Il 2023 è stato proclamato dall’Unione Europea “Anno europeo delle competenze” con l’obiettivo di favorire gli investimenti destinati a una formazione più efficace e inclusiva per migliorare il potenziale della forza lavoro, facilitando la mobilità tra un posto di lavoro e l’altro.
Come sostenuto la presidente, Ursula von der Leyen lo scorso ottobre, “oltre tre quarti delle imprese dell’Unione Europea incontra difficoltà nel trovare lavoratori qualificati e i dati Eurostat più recenti indicano che solo il 37% degli adulti segue con regolarità corsi di formazione”.
L’Unione Europea ha messo in campo numerosi interventi e tanti altri sono in cantiere al fine di facilitare la riqualificazione della forza lavoro continentale dopo gli sconvolgimenti della pandemia da Covid 19, il conflitto in Ucraina, la crisi climatica e quella energetica a seguito delle quali le attività occupazionali saranno sempre più dematerializzate e necessiteranno di nuovi paradigmi del lavoro.
In tal senso il Paese che più si adopera alla (ri)qualificazione dei propri lavoratori è la Svezia, seguita dalla Finlandia e dall’Olanda (dati Inapp -Istituto Nazionale per l’Analisi delle Politiche Pubbliche- 2022). L’Italia, nonostante un graduale miglioramento degli ultimi tre anni, rimane sotto la soglia della media europea, posizionandosi al 15esimo posto con una percentuale del 9,9% della popolazione tra i 25 e i 64 anni che partecipa costantemente a corsi di formazione e di qualificazione professionale.
Per avvicinarsi ai valori degli altri membri UE possono rivelarsi importanti i Fondi paritetici che stanno contribuendo in maniera significativa allo sviluppo, non solo delle possibilità e dell’offerta formativa, ma soprattutto della consapevolezza che una formazione costante dei lavoratori è indispensabile sia per la competitività delle singole aziende sia della tenuta del Sistema Paese.
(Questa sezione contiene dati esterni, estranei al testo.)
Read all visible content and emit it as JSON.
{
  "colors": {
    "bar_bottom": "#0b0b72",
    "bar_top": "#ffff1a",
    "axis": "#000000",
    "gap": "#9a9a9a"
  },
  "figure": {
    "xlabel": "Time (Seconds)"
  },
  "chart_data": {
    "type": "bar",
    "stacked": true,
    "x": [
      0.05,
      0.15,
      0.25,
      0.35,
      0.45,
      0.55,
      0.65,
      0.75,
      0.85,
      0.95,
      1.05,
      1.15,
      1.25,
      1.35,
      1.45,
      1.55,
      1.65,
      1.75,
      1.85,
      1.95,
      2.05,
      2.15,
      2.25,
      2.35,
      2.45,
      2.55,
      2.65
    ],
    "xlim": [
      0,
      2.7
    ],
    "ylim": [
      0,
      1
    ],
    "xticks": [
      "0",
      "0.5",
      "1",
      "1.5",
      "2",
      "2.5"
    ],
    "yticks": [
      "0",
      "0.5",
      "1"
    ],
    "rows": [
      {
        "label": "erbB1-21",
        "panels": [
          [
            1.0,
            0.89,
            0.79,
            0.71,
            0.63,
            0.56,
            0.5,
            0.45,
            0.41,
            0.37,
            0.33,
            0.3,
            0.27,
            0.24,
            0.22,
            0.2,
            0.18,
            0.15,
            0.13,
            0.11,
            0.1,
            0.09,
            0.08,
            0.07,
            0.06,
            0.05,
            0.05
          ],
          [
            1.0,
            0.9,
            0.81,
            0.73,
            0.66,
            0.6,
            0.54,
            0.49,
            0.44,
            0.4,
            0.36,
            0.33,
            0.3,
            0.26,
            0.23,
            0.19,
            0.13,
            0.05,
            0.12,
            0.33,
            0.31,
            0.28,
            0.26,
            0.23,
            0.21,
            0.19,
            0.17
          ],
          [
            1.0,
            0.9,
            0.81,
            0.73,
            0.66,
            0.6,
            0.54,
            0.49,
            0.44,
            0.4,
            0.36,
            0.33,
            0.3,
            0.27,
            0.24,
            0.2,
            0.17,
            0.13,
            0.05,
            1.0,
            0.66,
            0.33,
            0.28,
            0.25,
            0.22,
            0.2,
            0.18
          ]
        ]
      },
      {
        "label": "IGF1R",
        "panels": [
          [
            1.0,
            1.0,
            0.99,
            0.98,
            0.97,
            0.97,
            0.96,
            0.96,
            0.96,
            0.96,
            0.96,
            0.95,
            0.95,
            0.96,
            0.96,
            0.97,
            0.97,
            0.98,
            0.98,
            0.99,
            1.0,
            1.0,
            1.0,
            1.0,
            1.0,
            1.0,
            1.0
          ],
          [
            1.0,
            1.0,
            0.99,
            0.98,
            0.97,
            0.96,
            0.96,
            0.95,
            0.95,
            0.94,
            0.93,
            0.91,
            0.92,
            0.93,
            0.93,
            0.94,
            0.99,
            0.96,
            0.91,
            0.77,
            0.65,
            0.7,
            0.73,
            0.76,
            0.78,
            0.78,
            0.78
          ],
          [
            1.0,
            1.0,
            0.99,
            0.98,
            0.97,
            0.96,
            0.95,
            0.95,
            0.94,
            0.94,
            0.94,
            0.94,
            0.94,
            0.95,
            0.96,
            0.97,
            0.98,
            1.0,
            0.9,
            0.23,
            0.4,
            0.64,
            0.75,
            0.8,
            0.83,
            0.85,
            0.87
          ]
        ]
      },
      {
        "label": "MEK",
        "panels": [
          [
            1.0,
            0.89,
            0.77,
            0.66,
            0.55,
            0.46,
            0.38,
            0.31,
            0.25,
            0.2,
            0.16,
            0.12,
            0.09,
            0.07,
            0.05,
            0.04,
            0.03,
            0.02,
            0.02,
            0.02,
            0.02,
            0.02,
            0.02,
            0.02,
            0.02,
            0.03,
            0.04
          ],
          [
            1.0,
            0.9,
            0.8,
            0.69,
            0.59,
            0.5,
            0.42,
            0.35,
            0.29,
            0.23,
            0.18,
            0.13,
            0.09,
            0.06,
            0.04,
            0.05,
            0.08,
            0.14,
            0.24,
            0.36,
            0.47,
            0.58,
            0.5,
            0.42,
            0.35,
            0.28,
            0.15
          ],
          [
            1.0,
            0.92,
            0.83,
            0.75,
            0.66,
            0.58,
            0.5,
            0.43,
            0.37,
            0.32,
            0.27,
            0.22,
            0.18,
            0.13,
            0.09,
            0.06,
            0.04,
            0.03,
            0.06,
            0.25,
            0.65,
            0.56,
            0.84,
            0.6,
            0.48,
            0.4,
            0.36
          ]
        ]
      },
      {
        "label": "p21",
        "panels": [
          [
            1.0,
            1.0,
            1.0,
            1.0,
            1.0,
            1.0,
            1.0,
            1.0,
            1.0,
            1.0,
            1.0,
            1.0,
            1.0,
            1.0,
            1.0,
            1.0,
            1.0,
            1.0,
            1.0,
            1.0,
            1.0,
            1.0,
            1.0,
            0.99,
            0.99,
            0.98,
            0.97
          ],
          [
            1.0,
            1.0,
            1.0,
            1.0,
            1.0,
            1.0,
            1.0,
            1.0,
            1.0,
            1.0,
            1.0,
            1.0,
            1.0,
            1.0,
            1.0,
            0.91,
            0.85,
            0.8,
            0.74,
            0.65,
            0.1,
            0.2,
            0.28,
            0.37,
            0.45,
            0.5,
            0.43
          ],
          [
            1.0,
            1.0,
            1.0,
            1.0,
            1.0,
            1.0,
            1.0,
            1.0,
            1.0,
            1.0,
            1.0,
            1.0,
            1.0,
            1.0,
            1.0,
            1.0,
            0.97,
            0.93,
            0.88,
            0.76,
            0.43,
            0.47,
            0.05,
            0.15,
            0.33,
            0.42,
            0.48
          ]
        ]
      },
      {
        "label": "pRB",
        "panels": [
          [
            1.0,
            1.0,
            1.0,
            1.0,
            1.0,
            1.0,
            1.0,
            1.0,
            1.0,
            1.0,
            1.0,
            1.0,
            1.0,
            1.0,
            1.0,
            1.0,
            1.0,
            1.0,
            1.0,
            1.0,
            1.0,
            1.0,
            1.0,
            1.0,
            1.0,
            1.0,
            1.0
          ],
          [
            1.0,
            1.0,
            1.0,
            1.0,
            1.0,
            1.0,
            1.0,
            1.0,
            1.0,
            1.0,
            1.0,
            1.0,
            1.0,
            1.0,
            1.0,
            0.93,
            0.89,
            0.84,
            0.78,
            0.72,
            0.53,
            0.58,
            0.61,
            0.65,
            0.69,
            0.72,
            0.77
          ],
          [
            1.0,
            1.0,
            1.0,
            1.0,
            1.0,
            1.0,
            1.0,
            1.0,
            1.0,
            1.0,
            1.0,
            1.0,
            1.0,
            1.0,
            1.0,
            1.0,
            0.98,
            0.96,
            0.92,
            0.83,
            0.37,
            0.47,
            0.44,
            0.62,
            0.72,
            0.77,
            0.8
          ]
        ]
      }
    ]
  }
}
Nel nostro Paese attualmente si sta attraversando una condizione occupazionale contraddittoria. Da una parte, come si evince dalla “relazione sullo stato del mercato del lavoro” redatta da Anpal (Agenzia Nazionale delle Politiche Attive del Lavoro) in collaborazione con il ministero del Lavoro e la Banca d’Italia, il bilancio del 2022 è ampiamente positivo, grazie all’attivazione di circa 380mila posizioni lavorative che superano quelle registrate nel 2019, prima dell’emergenza sanitaria. Dall’altra tuttavia, il CNEL (Consiglio Nazionale Economia e Lavoro), nella sua “relazione sul mercato del lavoro 2022” parla di oltre 4 milioni di lavoratori necessari al Paese nel quinquennio 2022/2026 considerate sia le nuove assunzioni (circa 1,4 milioni nel periodo) sia il turn-over con il rimpiazzo dei pensionamenti che peseranno sulla forza lavoro necessaria per il 70%.
Alla luce dei dati appena esposti, risulta evidente quanto sia indispensabile attivare processi virtuosi sia per gli occupati sia per gli inoccupati. Diversi gli strumenti a disposizione per attuare tali propositi, come ad esempio il progetto GOL, il Fondo Nuove Competenze, il Fondo europeo di sviluppo regionale, il Fondo di adeguamento alla globalizzazione il programma InvestEU, solo per citarne alcuni.
Politiche attive del lavoro e una formazione professionale costante devono dunque essere messe alla base del processo di crescita e professionalizzazione dell’intero Paese e della competitività dell’Unione Europea.